I haven't been able to find information on this yet, so below I'm assuming miners don't do this.
Say the most recent block is solved and miner Bob finds out about it at t=0. Bob already has a pool of transactions to start hashing on. However, Bob could wait for transactions with higher tx fees to show up. If he does this, his probability of finding a block will be lower (having less time to mine), but wouldn't his potential payout be higher? If so, wouldn't there be an optimal time that Bob should wait to maximize his overall revenue? What strategy should Bob use to determine his optimal wait time?
Say Bob and Bill have similar hash rates, but Bob uses this strategy and Bill doesn't. Bob ends up using less electricity than Bill, so not only is Bob's revenue higher, Bob's profit margin should also be higher, no?
Taking this train of thought further, say Jill has twice Bob and Bill's hashing power. Will Jill's optimal wait time be longer than Bob's? In other words, if Jill can afford to wait even longer than Bob can, her payout will be even higher than Bob's. That's good news for her, especially since her electricity costs are also higher.

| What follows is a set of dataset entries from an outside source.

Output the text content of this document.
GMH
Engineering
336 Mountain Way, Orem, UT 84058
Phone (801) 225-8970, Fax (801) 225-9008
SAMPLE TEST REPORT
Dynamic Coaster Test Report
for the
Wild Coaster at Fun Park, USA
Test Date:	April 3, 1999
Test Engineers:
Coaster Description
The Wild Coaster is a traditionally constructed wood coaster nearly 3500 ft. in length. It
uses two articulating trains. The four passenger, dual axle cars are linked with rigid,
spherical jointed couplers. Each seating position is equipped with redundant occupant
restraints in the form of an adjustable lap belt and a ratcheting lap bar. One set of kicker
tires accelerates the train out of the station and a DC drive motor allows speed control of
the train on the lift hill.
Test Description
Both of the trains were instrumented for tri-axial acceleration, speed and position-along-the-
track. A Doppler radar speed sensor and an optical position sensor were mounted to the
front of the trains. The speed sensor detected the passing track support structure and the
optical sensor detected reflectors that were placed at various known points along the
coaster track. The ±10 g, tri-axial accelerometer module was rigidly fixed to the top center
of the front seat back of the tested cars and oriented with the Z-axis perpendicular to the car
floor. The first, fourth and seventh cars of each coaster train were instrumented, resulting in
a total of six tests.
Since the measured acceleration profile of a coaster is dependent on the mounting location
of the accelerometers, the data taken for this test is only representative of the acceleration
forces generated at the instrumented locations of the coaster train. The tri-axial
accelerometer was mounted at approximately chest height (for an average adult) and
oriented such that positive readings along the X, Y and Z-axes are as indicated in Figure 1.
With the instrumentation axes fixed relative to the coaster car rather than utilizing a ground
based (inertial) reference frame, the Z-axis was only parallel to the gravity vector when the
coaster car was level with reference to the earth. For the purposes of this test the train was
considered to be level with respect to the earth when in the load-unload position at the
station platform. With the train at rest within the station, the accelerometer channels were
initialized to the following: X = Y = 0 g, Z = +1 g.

If every miner adopts Bob's waiting strategy, what effect would this have on confirmation times? For example, Jill will end up with transactions in her block that wouldn't be there if she didn't wait. Therefore, if Jill manages to solve her block, it will contain higher valued transactions that confirmed in a time significantly less than 10 minutes. If Bob solves his block, his set of transactions should be older than Jill's, but the tx fees in them will also be lower. Would this lead to tx fees becoming strongly correlated with confirmation times?